Bei schweren Formen wie Obstipation oder Megakolon stehen zunächst Stabilisierung, Rehydratation und Analgesie im Vordergrund. Wiederholte Einläufe mit warmem Wasser oder NaCl-Lösung, Paraffinöl oder Laktulose können während der Rehydratation durchgeführt werden. Bei hochgradiger Obstipation ist häufig ein manuelles Ausräumen des Kolons in Narkose erforderlich. Alternativ kann bei stabilen Patienten Macrogol über eine Nasenschlundsonde verabreicht werden. Studien zeigen, dass eine kontinuierliche Gabe über mehrere Stunden eine Auflösung der Obstipation ermöglichen kann.

Langfristig sind diätetische Anpassungen und Laxanzien entscheidend. Bei schweren Fällen wird meist eine hochverdauliche Diät bevorzugt, um das Kotvolumen zu reduzieren. Zu den eingesetzten Laxanzien zählen Paraffinöl, Laktulose oder Macrogol sowie stimulierende Laxanzien wie Bisacodyl. Zusätzlich können Prokinetika wie Cisaprid oder Prucaloprid eingesetzt werden. Neue Therapieansätze wie Probiotika oder Kottransplantationen werden diskutiert, die Datenlage ist jedoch bislang begrenzt.

Chirurgische Therapie und Prognose

Bei unzureichendem Ansprechen auf konservative Maßnahmen sollte eine subtotale Kolektomie in Betracht gezogen werden. Dabei wird der Großteil des Kolons entfernt, während der ileozäkale Übergang erhalten bleibt. Neuere Studien zeigen gute Langzeitergebnisse und eine geringere Komplikationsrate als früher angenommen. Die Prognose ist bei einmaliger oder früh erkannter Verstopfung meist gut.
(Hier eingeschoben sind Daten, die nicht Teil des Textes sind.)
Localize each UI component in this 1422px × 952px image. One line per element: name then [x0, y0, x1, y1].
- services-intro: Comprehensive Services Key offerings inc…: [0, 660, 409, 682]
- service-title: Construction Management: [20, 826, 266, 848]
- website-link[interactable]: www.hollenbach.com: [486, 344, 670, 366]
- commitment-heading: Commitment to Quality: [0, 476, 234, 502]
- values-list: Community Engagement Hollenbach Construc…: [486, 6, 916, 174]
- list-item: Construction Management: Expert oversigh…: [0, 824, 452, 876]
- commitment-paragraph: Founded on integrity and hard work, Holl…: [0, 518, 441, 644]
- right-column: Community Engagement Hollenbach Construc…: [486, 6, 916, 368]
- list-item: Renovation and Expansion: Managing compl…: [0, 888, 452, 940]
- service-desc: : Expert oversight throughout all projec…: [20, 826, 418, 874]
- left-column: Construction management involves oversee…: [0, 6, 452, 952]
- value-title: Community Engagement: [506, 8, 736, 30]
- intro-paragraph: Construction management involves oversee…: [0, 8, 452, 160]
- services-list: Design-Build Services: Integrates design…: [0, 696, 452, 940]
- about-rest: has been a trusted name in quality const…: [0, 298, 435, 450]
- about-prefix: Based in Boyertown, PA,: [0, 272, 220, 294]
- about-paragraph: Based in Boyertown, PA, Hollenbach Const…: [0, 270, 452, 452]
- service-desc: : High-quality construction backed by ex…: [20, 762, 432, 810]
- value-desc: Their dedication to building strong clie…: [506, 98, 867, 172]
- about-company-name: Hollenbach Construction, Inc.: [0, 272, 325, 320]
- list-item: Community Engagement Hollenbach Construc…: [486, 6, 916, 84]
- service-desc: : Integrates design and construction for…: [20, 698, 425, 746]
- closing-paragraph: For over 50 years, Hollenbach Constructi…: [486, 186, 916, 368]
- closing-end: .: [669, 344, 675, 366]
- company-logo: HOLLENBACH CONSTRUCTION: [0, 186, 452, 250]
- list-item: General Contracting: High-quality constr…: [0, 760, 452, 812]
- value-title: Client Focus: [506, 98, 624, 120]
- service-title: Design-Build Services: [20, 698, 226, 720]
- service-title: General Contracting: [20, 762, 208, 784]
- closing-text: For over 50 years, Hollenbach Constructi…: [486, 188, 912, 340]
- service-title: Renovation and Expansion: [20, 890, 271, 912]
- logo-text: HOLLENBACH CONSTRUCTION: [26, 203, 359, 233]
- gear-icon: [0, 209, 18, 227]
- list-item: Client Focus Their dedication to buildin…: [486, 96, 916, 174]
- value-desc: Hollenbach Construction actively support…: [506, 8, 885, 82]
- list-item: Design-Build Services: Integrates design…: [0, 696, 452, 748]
Bei chronischer Obstipation oder Megakolon ist eine vollständige Heilung selten möglich, jedoch lässt sich in vielen Fällen durch konsequentes Management eine deutliche Verbesserung der Lebensqualität erreichen.

Take Home Messages

  • Die zweite Ebene beim Abdomenröntgen ist obligat. ´
  • Die Diättherapie sollte dem Krankheitsstadium angepasst werden.
  • Das medikamentöse Management ist meist multimodal.
  • Bei ausbleibendem Therapieerfolg sollte frühzeitig über chirurgische Optionen gesprochen werden.